In The Weekly Wrap, Sean Speer, our editor-at-large, analyses for Hub subscribers the big stories shaping politics, policy, and the economy in the week that was.
Carney’s conundrum: choosing between what’s best for the economy and what’s best for his political interests
The day before the Trump administration’s 35 percent tariffs on Canada took effect, Statistics Canada confirmed that Canada’s economy contracted again in May—the second consecutive monthly decline. While the modest contraction was expected, it’s a reminder that the economy is fragile and that the policy and political implications are considerable.
Even if we avoid a formal recession this year, it’s a safe bet that the economic projections underlying last fall’s economic statement—the one that cost Chrystia Freeland her job and ultimately precipitated Mark Carney’s political rise—have deteriorated.
Lower growth means lower revenues and, with countercyclical spending pressures, a larger fiscal hole. When the government tables its anticipated fall budget, Canadians should brace for weaker economic projections, higher deficits, and mounting pressure to secure a trade deal with the United States.

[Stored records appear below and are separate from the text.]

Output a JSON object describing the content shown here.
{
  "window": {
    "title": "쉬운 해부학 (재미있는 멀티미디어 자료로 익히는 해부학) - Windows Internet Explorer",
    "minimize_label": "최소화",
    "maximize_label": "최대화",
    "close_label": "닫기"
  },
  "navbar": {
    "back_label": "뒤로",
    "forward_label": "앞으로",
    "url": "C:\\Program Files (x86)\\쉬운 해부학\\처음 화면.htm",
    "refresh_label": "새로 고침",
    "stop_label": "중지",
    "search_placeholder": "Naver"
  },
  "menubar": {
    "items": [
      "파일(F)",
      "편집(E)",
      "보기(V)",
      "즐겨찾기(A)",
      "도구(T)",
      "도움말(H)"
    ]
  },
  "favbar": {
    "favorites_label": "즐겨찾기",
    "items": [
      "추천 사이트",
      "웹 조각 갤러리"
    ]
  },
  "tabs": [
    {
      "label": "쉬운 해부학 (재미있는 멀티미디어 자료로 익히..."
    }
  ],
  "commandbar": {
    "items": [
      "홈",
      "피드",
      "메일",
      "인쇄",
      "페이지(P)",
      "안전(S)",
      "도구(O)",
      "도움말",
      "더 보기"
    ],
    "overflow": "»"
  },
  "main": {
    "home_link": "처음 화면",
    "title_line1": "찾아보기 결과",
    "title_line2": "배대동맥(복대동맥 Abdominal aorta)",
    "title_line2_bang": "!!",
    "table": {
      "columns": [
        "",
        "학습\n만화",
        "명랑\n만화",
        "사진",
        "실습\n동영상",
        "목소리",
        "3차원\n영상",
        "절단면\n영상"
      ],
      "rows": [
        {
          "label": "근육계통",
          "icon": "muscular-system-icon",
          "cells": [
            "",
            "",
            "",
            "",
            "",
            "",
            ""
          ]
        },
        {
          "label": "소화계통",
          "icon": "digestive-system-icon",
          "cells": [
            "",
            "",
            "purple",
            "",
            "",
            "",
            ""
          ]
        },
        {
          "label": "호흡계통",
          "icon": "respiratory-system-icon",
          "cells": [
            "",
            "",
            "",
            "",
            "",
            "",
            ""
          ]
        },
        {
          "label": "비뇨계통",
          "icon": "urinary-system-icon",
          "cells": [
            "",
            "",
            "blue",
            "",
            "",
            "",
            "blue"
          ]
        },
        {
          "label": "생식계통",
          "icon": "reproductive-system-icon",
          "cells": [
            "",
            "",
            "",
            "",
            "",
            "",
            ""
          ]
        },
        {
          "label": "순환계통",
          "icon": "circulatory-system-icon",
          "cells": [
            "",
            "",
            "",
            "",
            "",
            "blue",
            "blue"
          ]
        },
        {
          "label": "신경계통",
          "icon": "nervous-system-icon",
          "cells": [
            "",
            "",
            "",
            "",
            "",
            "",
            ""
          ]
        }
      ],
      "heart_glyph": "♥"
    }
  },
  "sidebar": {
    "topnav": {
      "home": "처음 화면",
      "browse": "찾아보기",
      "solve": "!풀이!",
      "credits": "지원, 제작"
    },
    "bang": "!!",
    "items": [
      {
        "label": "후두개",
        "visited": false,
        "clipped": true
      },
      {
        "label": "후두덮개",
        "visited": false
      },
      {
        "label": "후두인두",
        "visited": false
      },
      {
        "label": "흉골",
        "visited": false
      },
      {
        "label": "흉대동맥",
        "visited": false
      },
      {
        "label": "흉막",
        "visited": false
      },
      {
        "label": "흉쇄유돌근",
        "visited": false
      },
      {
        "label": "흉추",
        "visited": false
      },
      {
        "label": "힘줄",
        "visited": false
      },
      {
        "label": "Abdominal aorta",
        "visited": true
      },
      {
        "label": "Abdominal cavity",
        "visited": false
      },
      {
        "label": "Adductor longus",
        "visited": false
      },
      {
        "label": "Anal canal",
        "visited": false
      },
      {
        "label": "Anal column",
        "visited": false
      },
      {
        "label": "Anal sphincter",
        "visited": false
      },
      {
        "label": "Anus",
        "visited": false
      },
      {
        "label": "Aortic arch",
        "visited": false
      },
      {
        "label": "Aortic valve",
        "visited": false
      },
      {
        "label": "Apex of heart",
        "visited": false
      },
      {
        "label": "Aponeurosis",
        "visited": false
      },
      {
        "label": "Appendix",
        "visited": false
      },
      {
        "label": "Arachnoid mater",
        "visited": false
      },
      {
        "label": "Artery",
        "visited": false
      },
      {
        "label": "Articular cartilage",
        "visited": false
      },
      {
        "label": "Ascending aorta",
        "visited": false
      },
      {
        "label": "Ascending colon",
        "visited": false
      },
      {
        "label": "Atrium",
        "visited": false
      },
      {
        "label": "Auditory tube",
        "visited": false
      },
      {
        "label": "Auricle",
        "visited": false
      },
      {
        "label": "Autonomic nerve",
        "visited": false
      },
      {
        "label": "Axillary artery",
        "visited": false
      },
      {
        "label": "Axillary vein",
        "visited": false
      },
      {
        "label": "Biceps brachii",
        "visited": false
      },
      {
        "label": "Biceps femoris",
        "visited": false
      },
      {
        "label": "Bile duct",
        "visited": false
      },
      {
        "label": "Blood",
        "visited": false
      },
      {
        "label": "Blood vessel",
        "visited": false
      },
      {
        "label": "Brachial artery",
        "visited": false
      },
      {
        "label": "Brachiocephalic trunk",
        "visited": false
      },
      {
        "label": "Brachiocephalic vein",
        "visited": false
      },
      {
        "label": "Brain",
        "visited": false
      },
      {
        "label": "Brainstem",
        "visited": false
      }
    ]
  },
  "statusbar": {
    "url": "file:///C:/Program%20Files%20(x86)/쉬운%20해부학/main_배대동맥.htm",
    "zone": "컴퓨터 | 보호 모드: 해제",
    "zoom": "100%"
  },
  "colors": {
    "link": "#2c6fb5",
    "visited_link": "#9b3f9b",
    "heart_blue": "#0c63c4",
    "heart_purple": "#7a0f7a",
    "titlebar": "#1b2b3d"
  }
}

As Trump’s tariffs take effect, this economic backdrop creates a strategic dilemma for the Carney government. Accepting a suboptimal deal with Trump could provide the economic certainty that markets and investors are seeking, even if the terms are worse than CUSMA. Prolonging negotiations in search of a better deal, by contrast, risks letting the economy slide closer to recession. Carney must choose between what may be best for the economy and what’s best for his own political interests, and there may ultimately be a gap between the two.
Trump, for his part, has the upper hand. His domestic economy is relatively strong, and his tariff agenda is getting surprising endorsements, including this week from JPMorgan’s Jamie Dimon after the unexpected agreement with the European Union.